= Hydrosteer =

Hydrosteer was the name given by George Kent Ltd and Cam Gears Limited through Hydrosteer Limited of Luton, England, to its automotive power steering system. Initially Hydrosteer manufactured the Ross-Link system for commercial vehicles from 1953 under licence from Ross Gear and Tool of U.S.A. Their own product available from 1961 was based on a cam and peg system and was characterised by its fully integrated design and variable steering ratio. This configuration provided automotive manufacturers with a fairly simple design modification to provide a power steering option for cars fitted with a conventional cam and peg steering box. It was fitted to several, mainly British, luxury automobiles of the era. Production continued up to 1973, with just over 105,000 units being produced. As a "first generation" assistance system, applications were somewhat varied in their tuning of the many system dynamics to the specific vehicle. The system fell out of use as powered rack and pinion steering systems gained in popularity.

The 1960s Hydrosteer system should not be confused with Hydrosteer Pty Ltd, an Australian company established in 1981 as a provider of heavy truck steering technology in that country.

==Adoption==
The Hydrosteer power steering system was fitted to the following cars:

Austin Westminster A110 (optional)

Facel Vega II (optional)

Humber Super Snipe Series V (optional)

Humber Imperial

Rover P5 3-Litre Mark 1a (optional)

Rover P5 3-Litre Mark 2 Saloon and Coupe

Rover P5 3-Litre Mark 3 Saloon and Coupe

Rover P5B 3.5-Litre Saloon and Coupe

Austin Princess DM4 Limousine(optional)

Vanden Plas Princess 3 Litre Mk II (optional)

Vanden Plas Princess 4-Litre R

Wolseley 6/110 (optional)

==Operation==
 The Hydrosteer system was based on a conventional cam-and-peg mechanism, except that the cam is surrounded by the skirt of a piston within the body of the steering box. Hydraulic power from the power steering pump is transmitted directly from the piston to the peg carrier. A spool type hydraulic valve moves along the axis of the cam in response to steering wheel movement, causing oil pressure to be applied to one side or other of the piston according to the direction the steering wheel is turned, and the load on the input and output shafts.

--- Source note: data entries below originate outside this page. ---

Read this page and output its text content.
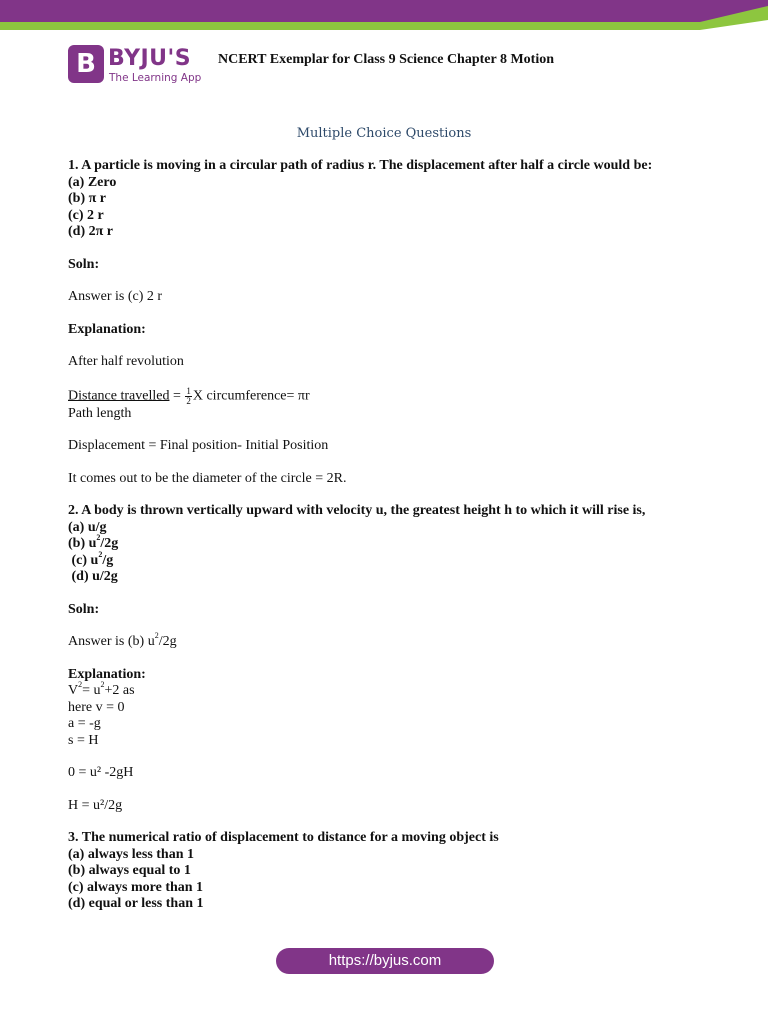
B BYJU'S
The Learning App
NCERT Exemplar for Class 9 Science Chapter 8 Motion
Multiple Choice Questions

1. A particle is moving in a circular path of radius r. The displacement after half a circle would be:

(a) Zero

(b) π r

(c) 2 r

(d) 2π r

Soln:

Answer is (c) 2 r

Explanation:

After half revolution

Distance travelled = $\frac{1}{2}$ X circumference= πr

Path length

Displacement = Final position- Initial Position

It comes out to be the diameter of the circle = 2R.

2. A body is thrown vertically upward with velocity u, the greatest height h to which it will rise is,

(a) u/g

(b) $u^2/2g$

(c) $u^2/g$

(d) u/2g

Soln:

Answer is (b) $u^2/2g$

Explanation:

$V^2= u^2+2$ as

here v = 0

a = -g

s = H

0 = u² -2gH

H = u²/2g

3. The numerical ratio of displacement to distance for a moving object is

(a) always less than 1

(b) always equal to 1

(c) always more than 1

(d) equal or less than 1

https://byjus.com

The cam track is not a regular helix but varies in pitch angle and depth. The variation in steering ratio between straight ahead and full lock results from the variance in pitch angle of the track. The more the steering wheel is turned, the lower the steering ratio becomes. In the Rover P5B, for example, the ratio of the power steering unit was 16:1 at the straight ahead and 11.3:1 at full lock.

The effect of the variable ratio is to give very light and relaxed steering at the straight ahead, with increased reaction when cornering. The system was designed to be fail-safe, so that the driver should still be able to steer in the event of a failure of the power system.

==Benefits and drawbacks==
The major benefit of the Hydrosteer system is reduction in the amount of steering effort required of the driver, particularly at low road speeds or when a lot of turning is involved. Also, the Hydrosteer system was fully integrated into the steering box with no external jacks, giving it an advantage over earlier systems with external jacks, which needed more space and were heavier.

Whilst advanced for its time, the Hydrosteer system did have certain drawbacks, in common with all variable ratio steering systems of the era. It was more complicated and expensive than a constant ratio power assisted system. The Hydrosteer system was also criticised for feeling far too light under most circumstances. An article in Car magazine in January 1968 on the Rover P5B was particularly scathing about the lightness and lack of feel of Hydrosteer steering. Similar criticism appeared in other contemporary road test articles on the Rover and Vanden Plas 4-Litre R. Much of the blame for this may lie with the cars' manufacturers, who would have instructed Hydrosteer what to supply in terms of number of turns lock-to-lock and degree of power assistance.

Use of the Hydrosteer system in cars effectively died out with the generation of 1960s models to which it was fitted. For example, the Rover P6B 3500S that followed the Rover P5B used the Marles Varamatic variable ratio system, which was slightly heavier in most circumstances than the Rover P5 system and arguably had more road feel, although that system too failed to survive much beyond the 1970s.